Icing on wind turbines cause considerable risks and economic losses

Since falling ice fragments can be a security risk for the environs of the wind turbine, the authorities request measures to reduce the risk from icefall to an acceptable level. Thus, R.ICE is focussing on modelling of resulting ice-fall zones and an estimation of the energy losses from icing. Furthemore, shut downs due to ice can cause considerable economic losses. N.Ice therefore analysis the possibiltiy to avoid icelayers by laser treated materials.

R.Ice – Risk analysis on the impact of wind turbine icing
Project duration: April 2016 to June 2019

The research project R.ICE is focussing on modelling of resulting ice-fall zones and an estimation of the energy losses from icing, site-specific information about the number and intensity of icing events is required. As there is, also in the international context, only little experience on ice formation on rotor blades and on the properties of the falling ice pieces (size distribution, flight trajectories, falling distances), this project focused on the foundations and effects of wind turbine icing, with special consideration of the Austrian conditions. An important part were suitable measures and regulations, to ensure the observation of permissible risk limits in approval procedures of wind energy projects.

The project included of the following work packages:

  1. Modelling and provision of an icing map in a spatial resolution of 3x3km for the entire of Austria (ice accumulation on a 3cm standard cylinder, acc. to ISO 12494).
  2. Evaluation of the icing map using long-term wind turbine operating data and provision of a regional icing climatology for wind turbines with including average number, duration and intensity of icing events.
  3. Monitoring of icing events at wind turbines using an innovative imaging method to generate a data base in terms of number, size, distance and possible flight trajectories of falling ice fragments.
  4. Determination of ice-fall zones around the wind turbines through modelling of the falling trajectories of the ice fragments.
  5. Development of scientifically based measures and policies for possible further reduction of the ice fall ice-fall, in collaboration with law experts and technical experts.

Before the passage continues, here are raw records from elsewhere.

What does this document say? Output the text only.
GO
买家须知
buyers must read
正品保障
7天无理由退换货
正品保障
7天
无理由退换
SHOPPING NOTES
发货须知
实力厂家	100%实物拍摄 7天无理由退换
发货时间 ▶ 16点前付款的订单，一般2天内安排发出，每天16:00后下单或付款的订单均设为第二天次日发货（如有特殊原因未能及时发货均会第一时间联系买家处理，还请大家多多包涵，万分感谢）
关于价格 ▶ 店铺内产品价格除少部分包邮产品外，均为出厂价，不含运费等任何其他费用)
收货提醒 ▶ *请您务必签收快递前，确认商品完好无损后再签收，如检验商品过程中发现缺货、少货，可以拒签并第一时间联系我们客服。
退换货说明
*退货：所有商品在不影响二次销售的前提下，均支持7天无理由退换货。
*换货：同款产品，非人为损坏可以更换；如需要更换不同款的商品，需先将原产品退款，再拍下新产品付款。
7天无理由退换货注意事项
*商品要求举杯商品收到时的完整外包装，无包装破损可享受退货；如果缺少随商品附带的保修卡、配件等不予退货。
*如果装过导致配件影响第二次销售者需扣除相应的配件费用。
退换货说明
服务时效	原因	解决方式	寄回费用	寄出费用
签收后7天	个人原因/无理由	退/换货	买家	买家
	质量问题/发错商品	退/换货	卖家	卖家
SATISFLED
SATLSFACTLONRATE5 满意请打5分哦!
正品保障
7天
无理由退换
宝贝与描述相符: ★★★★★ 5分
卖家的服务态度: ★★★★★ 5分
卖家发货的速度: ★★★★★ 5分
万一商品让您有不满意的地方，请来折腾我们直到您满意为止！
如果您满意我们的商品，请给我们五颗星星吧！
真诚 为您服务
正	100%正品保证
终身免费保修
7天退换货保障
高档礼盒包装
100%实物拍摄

N.ICE – Reduction of ice formation by nanostructuring of surfaces with an ultrashort pulse laser
Project duration: April 2019 to March 2022

The aim of the project NICE is to establish nanostructured surfaces for demanding applications such as on rotor blades of wind turbines. Icing of surfaces potentially affects operational safety and functionality in many areas such as: towers, power lines, aircraft wings, or rotor blades of wind turbines. Nano-structured surfaces produced through laser ablation are often hydrophobic and thus can be used to delay or to inhibit ice-formation on a surface.

Nanostructuring of surfaces with lasers is one of the main research topics on the Institute for manufacturing and high energy laser technology at the Vienna University of Technology. By using an ultra-short pulse laser (USPL) strong hydrophobic surfaces can be produced. This can reduce the adherence of ice on a surface, or, in the best case, prevent surface icing altogether. As part of the project NICE, ice formation on surface samples will be observed under defined conditions in a climate wind tunnel. In addition, a multi-physics simulation model for the icing-formation on surfaces will be set up, simplifying the targeted creation of surfaces with desired properties.

In a second part of the project, surface samples are exposed to harsh meteorological conditions in a field test designed and conducted by Energiewerkstatt. This takes place on a site in Styria owned by the Österreichischen Bundesforste, where also a number of wind turbines are operated. The field test includes the exposition of the surfaces on a stationary rig as well as under moving conditions. For the latter, the samples have been attached to the rotor blades of a small wind turbine. The icing behavior and the environmental conditions are continuously monitored by high-resolution cameras and sensors. The analysis of the collected data will show the long-term effects of harsh weather conditions on the nanostructured surfaces and can be used to improve the laser processing.